One person with that opinion is Leslie Osborn, who's still in the early stages of her first term as the state's labor commissioner.
During a visit this week with local chamber of commerce board members, Osborn said healthcare in rural places like Pauls Valley and Garvin County is one of the important issues that must be addressed if Oklahoma is going to take a positive step forward.
A couple of others are mental health care and career tech training.
According to the labor commissioner, these are among the issues that have a direct impact on the investment dollars and number of companies expressing interest in coming into the state and the jobs they bring with them.
Right now the impact is more on the negative side as improvements are desperately needed.
Osborn says we as a state must first begin to invest in ourselves.
“We change the trajectory with these things when we invest,” Osborn said.
“That's how you become a top 10 state. You don't become a top 10 state by saving your money or with rhetoric and beautiful speeches.
“You become a top 10 state by investing in four or fives of these things. Sometimes you have to make the dirty decisions that change your future.”
When Osborn first thought about running for labor commissioner she admits to viewing the office more as a union and non-union kind of thing. She was quick to learn that's not the case in Oklahoma.
Instead, it was more about a focus on safety, especially at the workplace.
“Most people don't know what the labor commissioner does. We have a lot of free services we offer to the state,” she said about a variety of training meant to improve safety on the job.
“We do a lot for work safety. We're here to serve the workforce of Oklahoma.

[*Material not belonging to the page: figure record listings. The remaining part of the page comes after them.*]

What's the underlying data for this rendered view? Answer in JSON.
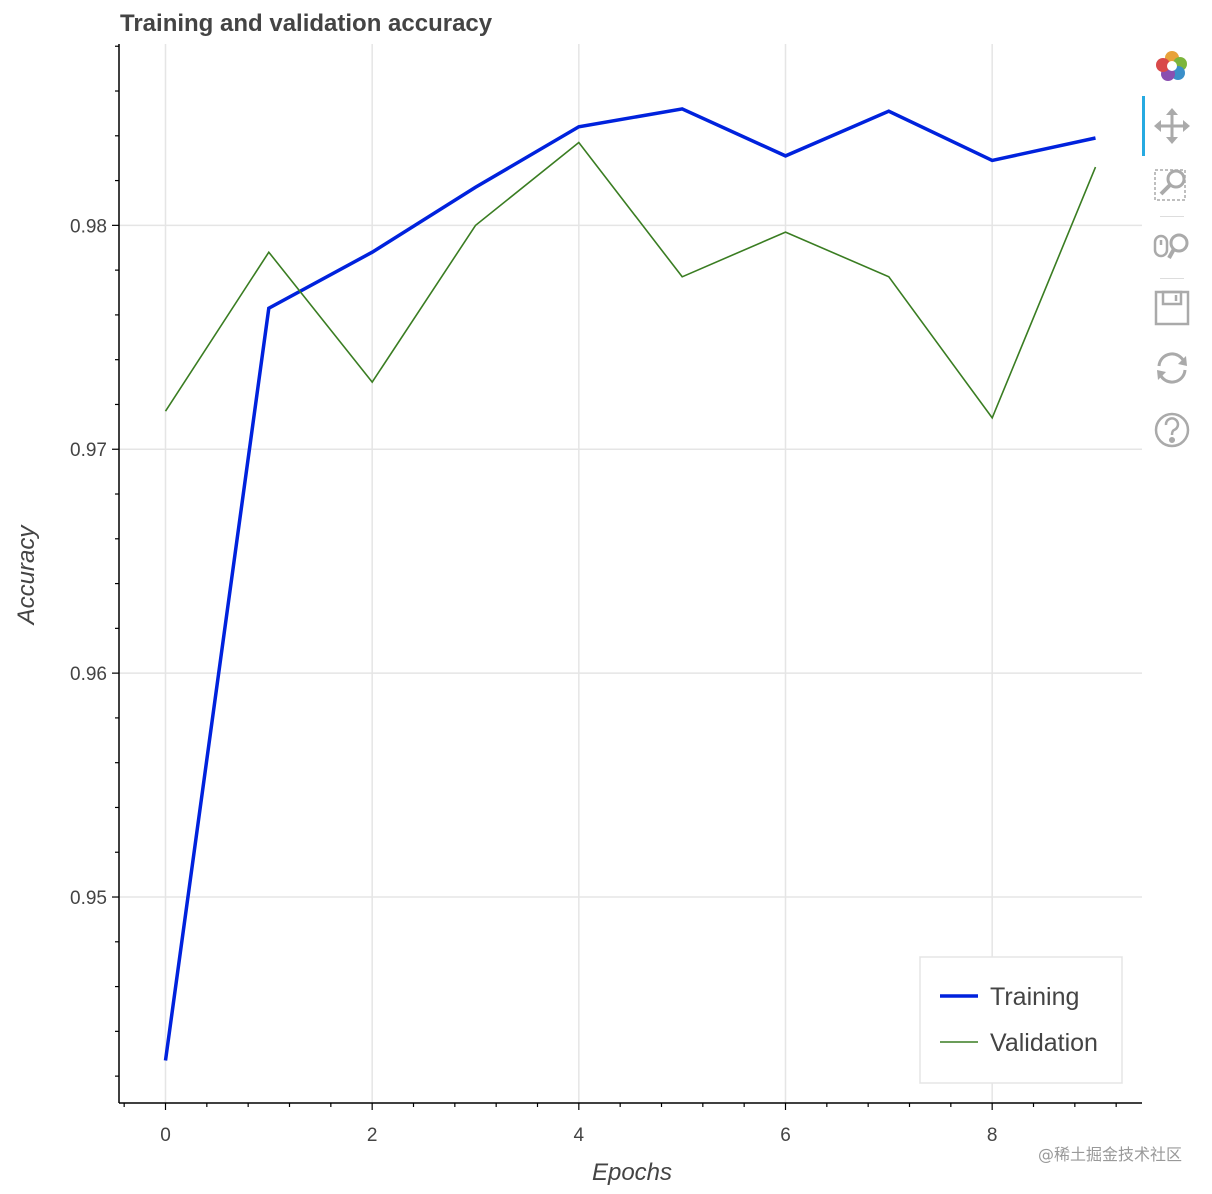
{
  "chart_data": {
    "type": "line",
    "title": "Training and validation accuracy",
    "xlabel": "Epochs",
    "ylabel": "Accuracy",
    "x": [
      0,
      1,
      2,
      3,
      4,
      5,
      6,
      7,
      8,
      9
    ],
    "xlim": [
      -0.45,
      9.45
    ],
    "ylim": [
      0.9408,
      0.9881
    ],
    "x_ticks": [
      0,
      2,
      4,
      6,
      8
    ],
    "x_tick_labels": [
      "0",
      "2",
      "4",
      "6",
      "8"
    ],
    "y_ticks": [
      0.95,
      0.96,
      0.97,
      0.98
    ],
    "y_tick_labels": [
      "0.95",
      "0.96",
      "0.97",
      "0.98"
    ],
    "grid": true,
    "legend_position": "bottom-right",
    "series": [
      {
        "name": "Training",
        "color": "#0022dd",
        "line_width": "thick",
        "values": [
          0.9427,
          0.9763,
          0.9788,
          0.9817,
          0.9844,
          0.9852,
          0.9831,
          0.9851,
          0.9829,
          0.9839
        ]
      },
      {
        "name": "Validation",
        "color": "#3a7d22",
        "line_width": "thin",
        "values": [
          0.9717,
          0.9788,
          0.973,
          0.98,
          0.9837,
          0.9777,
          0.9797,
          0.9777,
          0.9714,
          0.9826
        ]
      }
    ]
  },
  "toolbar": {
    "tools": [
      {
        "name": "bokeh-logo-icon",
        "interactable": true
      },
      {
        "name": "pan-icon",
        "interactable": true,
        "active": true
      },
      {
        "name": "box-zoom-icon",
        "interactable": true
      },
      {
        "name": "wheel-zoom-icon",
        "interactable": true
      },
      {
        "name": "save-icon",
        "interactable": true
      },
      {
        "name": "reset-icon",
        "interactable": true
      },
      {
        "name": "help-icon",
        "interactable": true
      }
    ]
  },
  "watermark": "@稀土掘金技术社区"
}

A healthy and safe workforce is what we do.
“Last year we collected about $1 million in back wages for workers.”
The labor department also has a focus on child labor laws and working to investigate those times when businesses overlook or violate those laws.
“The rest of what we do is all about safety – the safety of citizens and the safety of workers,” Osborn said.
“We're one of the best states in the low rates of people being injured on the job.”
Other duties of the department include checking the safety of elevators, amusement parks and even boilers and commercial hot water heaters.